What’s more, results of the 2021 survey, in which 90 per cent of employees participated, showed that the company’s culture had been sustained – and, in some instances, improved – during the pandemic, despite a restructure, lockdowns, retail shutdowns, transferring everyone to working from home, limiting numbers on construction sites and curtailing the amount of business they could take on. “We were fortunate,” says Alkadamani. “It’s like we’d built a culture bank we could draw on.”
Empathy, resilience & kindness
Culture AMP
Winning people with technology
Launched in Melbourne in 2009 to facilitate anonymous employee surveys, Culture Amp may be at the epicentre of the business cultural revolution but, ironically, the company is far from immune from the game-changing forces impacting the employment landscape.
Although its mission is to change the world of work, Culture Amp is as much a part of the story as the more than 5000 clients it works for, concedes Katherine Rau, director of people operations at the company that officially hit unicorn status with a $2-billion valuation in mid-2021. With 750 employees working throughout Australia, the US, Europe, the Middle East and Asia, Culture Amp is grappling with the same challenges as every other organisation, says Rau, who’s watched the remit of HR teams grow exponentially.

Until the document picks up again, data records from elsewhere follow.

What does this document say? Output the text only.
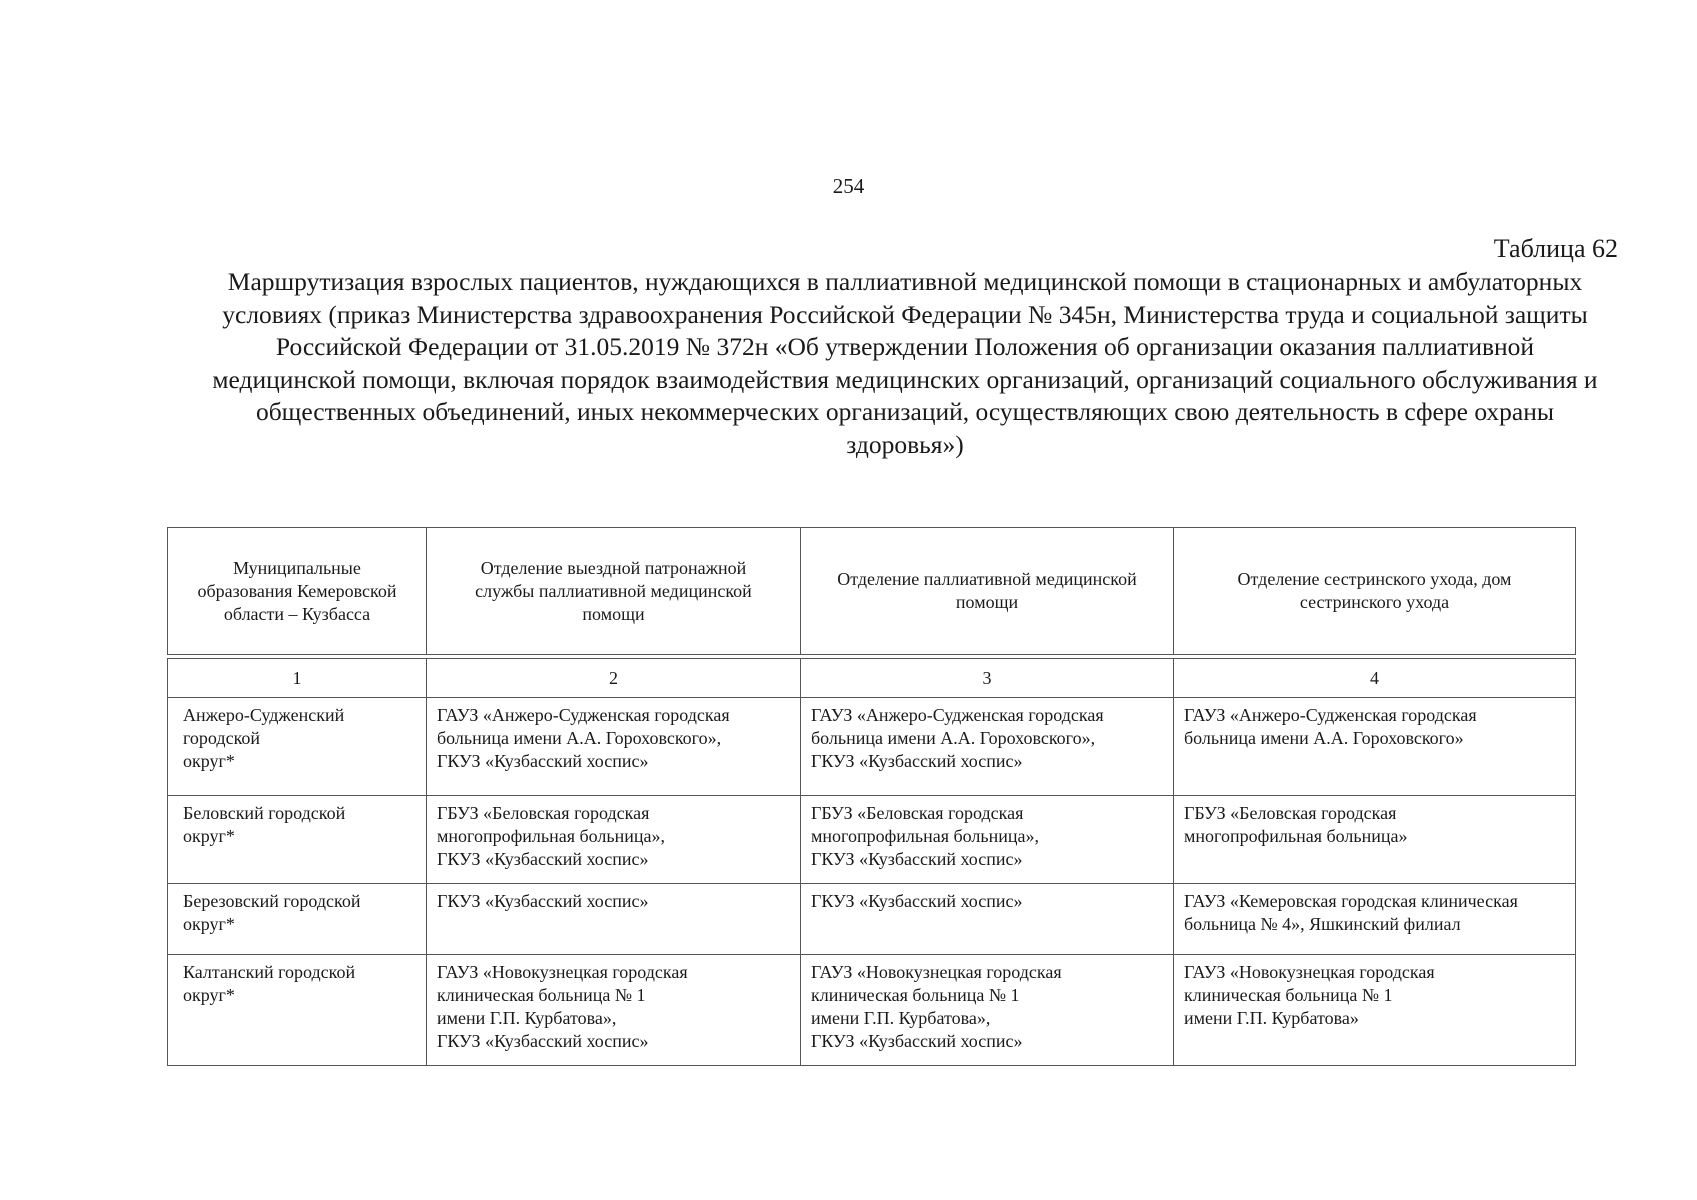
254
Таблица 62
Маршрутизация взрослых пациентов, нуждающихся в паллиативной медицинской помощи в стационарных и амбулаторных условиях (приказ Министерства здравоохранения Российской Федерации № 345н, Министерства труда и социальной защиты Российской Федерации от 31.05.2019 № 372н «Об утверждении Положения об организации оказания паллиативной медицинской помощи, включая порядок взаимодействия медицинских организаций, организаций социального обслуживания и общественных объединений, иных некоммерческих организаций, осуществляющих свою деятельность в сфере охраны здоровья»)
Муниципальные образования Кемеровской области – Кузбасса	Отделение выездной патронажной службы паллиативной медицинской помощи	Отделение паллиативной медицинской помощи	Отделение сестринского ухода, дом сестринского ухода

1	2	3	4

Анжеро-Судженский
городской
округ*	ГАУЗ «Анжеро-Судженская городская
больница имени А.А. Гороховского»,
ГКУЗ «Кузбасский хоспис»	ГАУЗ «Анжеро-Судженская городская
больница имени А.А. Гороховского»,
ГКУЗ «Кузбасский хоспис»	ГАУЗ «Анжеро-Судженская городская
больница имени А.А. Гороховского»

Беловский городской
округ*	ГБУЗ «Беловская городская
многопрофильная больница»,
ГКУЗ «Кузбасский хоспис»	ГБУЗ «Беловская городская
многопрофильная больница»,
ГКУЗ «Кузбасский хоспис»	ГБУЗ «Беловская городская
многопрофильная больница»

Березовский городской
округ*	ГКУЗ «Кузбасский хоспис»	ГКУЗ «Кузбасский хоспис»	ГАУЗ «Кемеровская городская клиническая
больница № 4», Яшкинский филиал

Калтанский городской
округ*	ГАУЗ «Новокузнецкая городская
клиническая больница № 1
имени Г.П. Курбатова»,
ГКУЗ «Кузбасский хоспис»	ГАУЗ «Новокузнецкая городская
клиническая больница № 1
имени Г.П. Курбатова»,
ГКУЗ «Кузбасский хоспис»	ГАУЗ «Новокузнецкая городская
клиническая больница № 1
имени Г.П. Курбатова»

Take staff wellbeing. “In the context of keeping our employees productive and happy to sustain high performance, it’s now an expectation that we’re looking after people. But try customising two people’s needs. For some it’s about having strong flexibility; for others it’s more about deep mental health support or helping with their physical pursuits, like gym, yoga or nutrition. How do you have myriad programs that talk to each of these?”
Culture Amp now has roles dedicated to increasing mental health support and, not surprisingly, leans on technology and tools to extend the capabilities of its 30-strong people team. “We’re looking at new platforms to help us scale virtually, to give employees access to trained professionals in areas like mental health and coaching, and with resources that are self-serve for different demographics, such as parents.”
Leaders also need skills they haven’t required before, says Rau. Empathy, resilience and kindness, for instance, were not traditionally seen as standard leadership competencies – and some leaders are adapting better than others.
On Culture Amp’s side is its Culture Lab, which has an abundance of aggregated data from survey results to analyse and identify trends.
The company is far from alone in having a higher attrition rate than it would like. From one million responses to exit surveys, it’s zoomed in on “regrettable” attrition numbers – those staff members who their employers don’t want to lose – to discover why people are leaving. Topping the list? Lack of investment in professional growth. Role enablement for remote teams and ways of working. Commitment to diversity and inclusion. “We can learn from our customers,” says Rau, “and we can use ourselves as a test-and-learn in different programs and to inform our products.”
With technology at its core, how does Culture Amp keep the human element alive for its staff? “People want to see humanity play out in leaders. They want to see vulnerability and transparency. You can do that virtually. Our CEO and executive team have really focused on shining through with those qualities and showing up on Slack, Zoom and various other platforms, making our people feel connected and important.”
How you communicate in person, in writing and across platforms remains the critical skill for today and tomorrow.